Sebelum SKB terbit, terdapat 144 kekerasan terhadap warga Ahmadiyah sepanjang 1998-2008. Setelah SKB terbit, ada 530 kekerasan yang dialami Ahmadi selama 2008-2022. “Persekusi terjadi ketika kelompok garis keras mendapatkan suara dan tempat di masyarakat,” ujar Najib. “Sementara pemerintah gagal memberikan proteksi yang memadai bagi kelompok minoritas.”
Tuduhan sesat yang dilontarkan oleh sejumlah kelompok garis keras di Indonesia menempatkan Ahmadiyah dalam status liminal. Dalam salah satu tulisannya berjudul "Hating the Ahmadiyya: the 'Heretics' in Contemporary Muslim Society", Najib berpendapat pengikut Ahmadiyah berada dalam zona abu-abu antara muslim dan nonmuslim. Akibatnya, mereka rentan mengalami penganiayaan karena hak mereka sebagai muslim telah dirampas. Sementara itu, hak mereka sebagai nonmuslim ditangguhkan hingga benar-benar berpisah dari Islam dan menjadi agama mandiri.

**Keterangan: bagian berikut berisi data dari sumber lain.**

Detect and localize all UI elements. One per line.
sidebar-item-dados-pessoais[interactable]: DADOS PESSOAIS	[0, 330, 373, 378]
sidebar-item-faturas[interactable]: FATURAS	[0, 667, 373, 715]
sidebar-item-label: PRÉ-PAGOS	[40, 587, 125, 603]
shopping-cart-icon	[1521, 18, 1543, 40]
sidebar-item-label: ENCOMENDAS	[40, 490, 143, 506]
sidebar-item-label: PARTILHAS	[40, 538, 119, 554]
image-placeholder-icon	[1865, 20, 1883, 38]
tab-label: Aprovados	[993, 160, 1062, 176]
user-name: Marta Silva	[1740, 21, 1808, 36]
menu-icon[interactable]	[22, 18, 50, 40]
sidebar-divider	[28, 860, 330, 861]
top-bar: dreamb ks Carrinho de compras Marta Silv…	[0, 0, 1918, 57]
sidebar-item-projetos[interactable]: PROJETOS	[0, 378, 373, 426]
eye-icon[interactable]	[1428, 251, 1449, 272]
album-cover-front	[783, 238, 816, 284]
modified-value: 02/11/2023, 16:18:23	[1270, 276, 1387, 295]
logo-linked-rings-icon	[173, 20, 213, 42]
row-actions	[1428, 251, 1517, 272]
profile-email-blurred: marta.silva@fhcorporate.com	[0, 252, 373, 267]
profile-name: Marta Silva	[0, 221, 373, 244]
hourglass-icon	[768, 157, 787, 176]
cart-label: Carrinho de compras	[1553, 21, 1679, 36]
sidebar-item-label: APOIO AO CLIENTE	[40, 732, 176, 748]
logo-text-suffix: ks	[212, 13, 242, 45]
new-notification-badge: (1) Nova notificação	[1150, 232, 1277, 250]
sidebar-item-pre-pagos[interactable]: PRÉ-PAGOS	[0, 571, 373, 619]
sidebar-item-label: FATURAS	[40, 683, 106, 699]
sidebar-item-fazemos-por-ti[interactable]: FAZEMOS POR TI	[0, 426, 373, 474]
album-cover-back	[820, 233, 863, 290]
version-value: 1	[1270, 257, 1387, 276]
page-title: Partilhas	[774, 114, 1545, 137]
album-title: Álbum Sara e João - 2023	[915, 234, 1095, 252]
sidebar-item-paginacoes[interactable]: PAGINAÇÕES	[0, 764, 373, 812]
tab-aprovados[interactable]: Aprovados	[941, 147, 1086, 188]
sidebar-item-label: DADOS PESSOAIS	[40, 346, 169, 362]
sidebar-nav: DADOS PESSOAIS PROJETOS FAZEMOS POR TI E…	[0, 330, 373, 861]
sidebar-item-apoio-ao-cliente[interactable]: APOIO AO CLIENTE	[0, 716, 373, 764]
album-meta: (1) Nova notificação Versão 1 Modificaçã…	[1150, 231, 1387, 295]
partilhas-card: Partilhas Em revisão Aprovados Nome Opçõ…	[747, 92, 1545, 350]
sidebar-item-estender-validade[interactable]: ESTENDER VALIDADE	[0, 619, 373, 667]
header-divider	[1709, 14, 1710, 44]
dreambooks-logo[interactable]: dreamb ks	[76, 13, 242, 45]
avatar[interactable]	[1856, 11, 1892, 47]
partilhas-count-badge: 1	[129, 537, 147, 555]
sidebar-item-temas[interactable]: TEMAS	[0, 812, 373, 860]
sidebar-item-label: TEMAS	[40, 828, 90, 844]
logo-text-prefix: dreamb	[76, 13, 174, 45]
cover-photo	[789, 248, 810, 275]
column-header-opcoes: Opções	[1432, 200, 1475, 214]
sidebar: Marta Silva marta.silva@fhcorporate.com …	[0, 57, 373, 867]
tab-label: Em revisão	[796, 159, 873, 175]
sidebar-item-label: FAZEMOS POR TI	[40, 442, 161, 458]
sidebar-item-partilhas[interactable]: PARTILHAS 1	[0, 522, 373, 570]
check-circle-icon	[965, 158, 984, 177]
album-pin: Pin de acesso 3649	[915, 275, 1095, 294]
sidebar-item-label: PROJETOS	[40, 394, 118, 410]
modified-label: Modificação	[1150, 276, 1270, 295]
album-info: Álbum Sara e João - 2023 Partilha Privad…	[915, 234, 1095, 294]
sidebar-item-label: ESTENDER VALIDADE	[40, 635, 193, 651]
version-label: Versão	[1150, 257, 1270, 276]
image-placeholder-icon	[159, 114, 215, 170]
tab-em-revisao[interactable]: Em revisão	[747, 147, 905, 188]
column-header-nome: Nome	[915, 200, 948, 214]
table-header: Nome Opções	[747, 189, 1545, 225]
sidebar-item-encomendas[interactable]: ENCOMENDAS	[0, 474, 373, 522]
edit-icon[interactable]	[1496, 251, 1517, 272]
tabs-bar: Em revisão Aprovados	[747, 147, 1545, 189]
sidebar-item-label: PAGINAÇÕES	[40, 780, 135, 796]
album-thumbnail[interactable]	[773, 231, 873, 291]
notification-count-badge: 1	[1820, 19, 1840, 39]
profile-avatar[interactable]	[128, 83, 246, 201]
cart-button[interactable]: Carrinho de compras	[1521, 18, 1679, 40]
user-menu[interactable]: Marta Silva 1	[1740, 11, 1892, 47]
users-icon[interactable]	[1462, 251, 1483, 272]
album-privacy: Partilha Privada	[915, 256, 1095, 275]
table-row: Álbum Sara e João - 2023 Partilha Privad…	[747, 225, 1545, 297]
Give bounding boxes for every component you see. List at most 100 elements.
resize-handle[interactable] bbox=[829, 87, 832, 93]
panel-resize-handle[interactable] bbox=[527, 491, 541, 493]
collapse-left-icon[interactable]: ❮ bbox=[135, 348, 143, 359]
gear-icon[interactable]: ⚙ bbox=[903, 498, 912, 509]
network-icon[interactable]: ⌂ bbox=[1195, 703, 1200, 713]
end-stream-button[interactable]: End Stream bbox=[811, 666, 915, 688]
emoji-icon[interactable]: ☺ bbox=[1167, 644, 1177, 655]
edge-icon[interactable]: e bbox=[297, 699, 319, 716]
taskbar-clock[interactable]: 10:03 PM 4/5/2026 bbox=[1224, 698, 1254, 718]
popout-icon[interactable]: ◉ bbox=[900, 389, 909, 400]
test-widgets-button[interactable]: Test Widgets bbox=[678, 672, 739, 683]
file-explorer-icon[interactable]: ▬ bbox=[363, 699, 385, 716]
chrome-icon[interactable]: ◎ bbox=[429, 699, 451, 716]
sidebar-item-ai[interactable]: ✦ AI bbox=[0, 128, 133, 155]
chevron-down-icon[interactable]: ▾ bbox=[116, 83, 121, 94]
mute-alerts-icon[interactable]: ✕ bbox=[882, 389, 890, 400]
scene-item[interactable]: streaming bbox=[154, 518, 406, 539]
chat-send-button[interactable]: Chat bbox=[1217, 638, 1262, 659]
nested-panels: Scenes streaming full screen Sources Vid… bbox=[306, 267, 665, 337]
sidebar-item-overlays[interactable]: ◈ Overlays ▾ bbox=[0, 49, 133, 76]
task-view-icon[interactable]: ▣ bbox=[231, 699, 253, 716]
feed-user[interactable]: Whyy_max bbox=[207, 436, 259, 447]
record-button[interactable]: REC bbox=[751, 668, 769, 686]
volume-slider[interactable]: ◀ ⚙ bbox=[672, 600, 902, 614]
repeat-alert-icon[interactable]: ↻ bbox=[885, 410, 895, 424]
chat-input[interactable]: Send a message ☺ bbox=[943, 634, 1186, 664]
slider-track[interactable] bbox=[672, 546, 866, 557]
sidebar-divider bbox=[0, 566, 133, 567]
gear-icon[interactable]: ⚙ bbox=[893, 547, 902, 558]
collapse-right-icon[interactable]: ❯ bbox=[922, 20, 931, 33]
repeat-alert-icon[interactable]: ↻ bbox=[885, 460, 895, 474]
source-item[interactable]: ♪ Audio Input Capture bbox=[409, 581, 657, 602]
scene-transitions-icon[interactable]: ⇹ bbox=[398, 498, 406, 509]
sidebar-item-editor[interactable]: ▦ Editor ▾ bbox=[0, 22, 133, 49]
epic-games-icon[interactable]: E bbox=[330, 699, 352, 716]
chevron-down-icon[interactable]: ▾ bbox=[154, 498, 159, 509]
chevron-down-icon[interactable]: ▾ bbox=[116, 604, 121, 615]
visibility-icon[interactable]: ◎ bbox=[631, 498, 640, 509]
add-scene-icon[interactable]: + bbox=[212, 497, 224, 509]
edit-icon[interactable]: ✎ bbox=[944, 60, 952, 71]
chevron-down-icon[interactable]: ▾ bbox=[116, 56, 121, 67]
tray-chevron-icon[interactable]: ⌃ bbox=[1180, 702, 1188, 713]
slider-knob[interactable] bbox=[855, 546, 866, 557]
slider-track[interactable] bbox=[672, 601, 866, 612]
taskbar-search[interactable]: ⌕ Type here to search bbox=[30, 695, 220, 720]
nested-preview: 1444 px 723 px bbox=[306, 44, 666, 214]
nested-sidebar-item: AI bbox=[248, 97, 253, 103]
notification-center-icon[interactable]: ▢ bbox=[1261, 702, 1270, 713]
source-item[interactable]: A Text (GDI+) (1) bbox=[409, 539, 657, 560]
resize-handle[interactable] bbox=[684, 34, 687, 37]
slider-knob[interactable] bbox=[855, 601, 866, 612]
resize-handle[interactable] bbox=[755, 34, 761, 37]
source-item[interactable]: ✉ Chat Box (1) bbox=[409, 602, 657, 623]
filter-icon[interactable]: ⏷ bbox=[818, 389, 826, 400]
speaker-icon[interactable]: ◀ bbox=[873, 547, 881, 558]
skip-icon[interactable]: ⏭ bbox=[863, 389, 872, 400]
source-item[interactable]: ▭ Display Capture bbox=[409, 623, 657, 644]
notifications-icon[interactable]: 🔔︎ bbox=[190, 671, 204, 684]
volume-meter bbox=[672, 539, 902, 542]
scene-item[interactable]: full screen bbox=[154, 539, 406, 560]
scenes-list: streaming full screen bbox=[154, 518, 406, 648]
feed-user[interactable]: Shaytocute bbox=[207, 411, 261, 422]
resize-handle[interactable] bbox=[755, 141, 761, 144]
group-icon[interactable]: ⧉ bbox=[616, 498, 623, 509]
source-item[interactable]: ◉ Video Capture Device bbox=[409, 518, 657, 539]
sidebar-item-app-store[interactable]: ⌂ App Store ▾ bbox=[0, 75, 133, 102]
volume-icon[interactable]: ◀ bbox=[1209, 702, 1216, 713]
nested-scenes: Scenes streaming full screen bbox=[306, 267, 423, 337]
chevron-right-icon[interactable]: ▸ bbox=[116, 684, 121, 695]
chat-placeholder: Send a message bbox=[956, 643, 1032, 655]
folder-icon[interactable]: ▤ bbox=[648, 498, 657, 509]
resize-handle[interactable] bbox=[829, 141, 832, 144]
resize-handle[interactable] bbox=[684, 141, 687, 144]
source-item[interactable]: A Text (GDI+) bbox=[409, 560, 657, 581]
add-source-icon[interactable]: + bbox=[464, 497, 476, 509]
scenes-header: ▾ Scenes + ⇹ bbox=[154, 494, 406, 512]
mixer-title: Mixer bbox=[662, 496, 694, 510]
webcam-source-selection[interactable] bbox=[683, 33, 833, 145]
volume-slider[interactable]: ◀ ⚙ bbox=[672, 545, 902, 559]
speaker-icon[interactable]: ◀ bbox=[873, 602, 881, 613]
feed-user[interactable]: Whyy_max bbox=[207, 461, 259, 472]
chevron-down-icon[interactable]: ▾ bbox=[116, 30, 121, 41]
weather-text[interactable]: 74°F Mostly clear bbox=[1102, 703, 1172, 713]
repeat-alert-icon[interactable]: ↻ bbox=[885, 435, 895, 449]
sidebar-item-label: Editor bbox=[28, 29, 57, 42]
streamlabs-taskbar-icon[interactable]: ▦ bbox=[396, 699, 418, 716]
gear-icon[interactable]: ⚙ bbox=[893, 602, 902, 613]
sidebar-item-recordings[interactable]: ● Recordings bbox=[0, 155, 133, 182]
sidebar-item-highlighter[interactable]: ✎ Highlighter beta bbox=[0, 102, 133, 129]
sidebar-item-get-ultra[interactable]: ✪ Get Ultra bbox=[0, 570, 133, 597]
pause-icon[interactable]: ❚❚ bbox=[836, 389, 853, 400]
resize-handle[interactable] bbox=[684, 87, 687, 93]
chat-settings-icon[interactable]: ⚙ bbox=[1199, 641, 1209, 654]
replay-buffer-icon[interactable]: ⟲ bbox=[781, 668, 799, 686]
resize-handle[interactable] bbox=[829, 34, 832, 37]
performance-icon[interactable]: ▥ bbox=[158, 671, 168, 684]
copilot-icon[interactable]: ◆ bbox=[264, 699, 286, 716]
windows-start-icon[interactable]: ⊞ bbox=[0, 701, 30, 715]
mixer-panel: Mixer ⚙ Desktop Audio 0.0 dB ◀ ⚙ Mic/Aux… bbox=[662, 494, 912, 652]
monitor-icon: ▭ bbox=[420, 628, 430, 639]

Najib melihat ada persaingan antara Ahmadiyah dan kelompok Sunni. Dalam hal beribadah, lebih dari 90 persen keduanya mempraktikkan hal yang sama. Tapi pengikut Ahmadiyah tidak mau menunaikan salat berjemaah bersama yang lain. Perbedaan itu menjadi sesuatu yang serius bagi kelompok tertentu. Kelompok muslim garis keras percaya Ahmadiyah telah menghancurkan Islam dari dalam. “Istilah yang sering digunakan: Ahmadiyah menusuk dari belakang.” Padahal, menurut Najib, tidak tepat bila Ahmadiyah disebut sebagai aliran sesat.
Berkaitan dengan enggannya menunaikan salat berjemaah bersama umat yang lain, pengikut Ahmadiyah punya alasan. “Ada trauma persekusi,” ujar Sekretaris Pers JAI Yendra Budiana.
Pada 1900, sebelas tahun setelah berdirinya Islam Ahmadiyah di Qadian, India, para Ahmadi diperintahkan tidak menjadi makmum di belakang umat non-Ahmadi. Alasannya, para ulama non-Ahmadi terus-menerus memfatwakan bahwa Ahmadiyah bukan Islam. Implikasinya: mereka hanya menunaikan salat di masjid sendiri. Mereka bahkan hanya menikah dengan sesama pengikut Ahmadiyah.
Atas pelbagai persekusi yang terjadi, Faheem Younus Qureshi punya resep sederhana. Ahmadi, katanya, tidak akan melawan atau membenci pelaku penyerangan atau persekusi Ahmadiyah. “Kami akan terus membunuh kebencian dengan cinta dan kasih sayang,” ucapnya. "Dan cinta akan selalu menang."
- Akses edisi mingguan dari Tahun 1971
- Akses penuh seluruh artikel Tempo+
- Baca dengan lebih sedikit gangguan iklan
- Fitur baca cepat di edisi Mingguan
- Anda Mendukung Independensi Jurnalisme Tempo
Di edisi cetak, artikel ini terbit di bawah judul "Di Bawah Ancaman Persekusi"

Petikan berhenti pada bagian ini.